I never pressured Hillman. When he was reluctant to begin our second book together because he didn’t quite know what kind of book he wanted to write, I waited — for two years, and through many false starts in the meantime. And so, when he faltered on the running, I didn’t “kick his ass,” as he’d asked. After all, he was dealing with a bad case of cancer.
Maybe I let him down. Maybe he wanted me to be Mickey to his Rocky, showing tough love from the side of the road, stop-watch in hand, as I shouted his quarter-mile splits. But I just didn’t have the heart for that.
A lot of people knew Hillman, and many more respected him. He revolutionized the web. He helped untold numbers of young designers find their way. And he gave a few of us, those lucky enough to have worked closely with him, opportunities of a lifetime.

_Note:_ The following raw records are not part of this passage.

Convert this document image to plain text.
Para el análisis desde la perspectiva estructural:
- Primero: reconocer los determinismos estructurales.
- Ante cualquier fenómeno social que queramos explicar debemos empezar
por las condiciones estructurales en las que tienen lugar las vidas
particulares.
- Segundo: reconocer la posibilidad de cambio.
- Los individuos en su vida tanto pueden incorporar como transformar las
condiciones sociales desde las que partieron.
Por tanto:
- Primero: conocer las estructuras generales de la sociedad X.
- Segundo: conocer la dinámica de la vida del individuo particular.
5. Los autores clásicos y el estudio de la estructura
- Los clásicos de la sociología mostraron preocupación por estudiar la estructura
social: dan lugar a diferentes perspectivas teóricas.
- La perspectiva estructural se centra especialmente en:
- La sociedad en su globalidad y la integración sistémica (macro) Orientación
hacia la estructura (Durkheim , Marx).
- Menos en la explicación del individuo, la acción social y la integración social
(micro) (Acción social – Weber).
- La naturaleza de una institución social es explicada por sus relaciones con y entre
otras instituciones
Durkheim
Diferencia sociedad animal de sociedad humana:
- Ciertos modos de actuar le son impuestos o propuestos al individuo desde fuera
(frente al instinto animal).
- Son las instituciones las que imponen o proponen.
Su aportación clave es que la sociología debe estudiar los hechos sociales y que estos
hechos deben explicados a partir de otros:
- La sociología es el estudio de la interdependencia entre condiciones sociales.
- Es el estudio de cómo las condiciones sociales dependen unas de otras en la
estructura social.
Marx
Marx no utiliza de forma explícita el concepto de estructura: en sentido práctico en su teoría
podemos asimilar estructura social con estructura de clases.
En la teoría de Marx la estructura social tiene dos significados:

I wish that I could ghostwrite a goodbye from Hillman, channel his voice one last time. But I can’t. Even so, if I were able to suggest the idea, I think I know exactly what he’d say: “Right on.”
Comments on this entry are closed.
This is a moving tribute, Mr. Alm. It’s a great thing to be near original, energizing people; even better to gain their confidence and respect. And how very sad when they go.
I lost someone very similar last week – and I’ve been quietly following your own attempts to process your loss. Thank you. It has helped. A lot.
Thanks, Kate. I always wonder how resonant highly personal writing like this can be, but I’m glad to know this was for you, at least.
Wow, I had no idea. A great man, and a great tribute. And I’m extremely sad for your loss.
This was beautifully written and very moving. I’m sorry that I’ll never get to meet Hillman, but I’m so glad that you did. Your admiration and respect come through so vividly in this post. Thank you for sharing your kind words with us.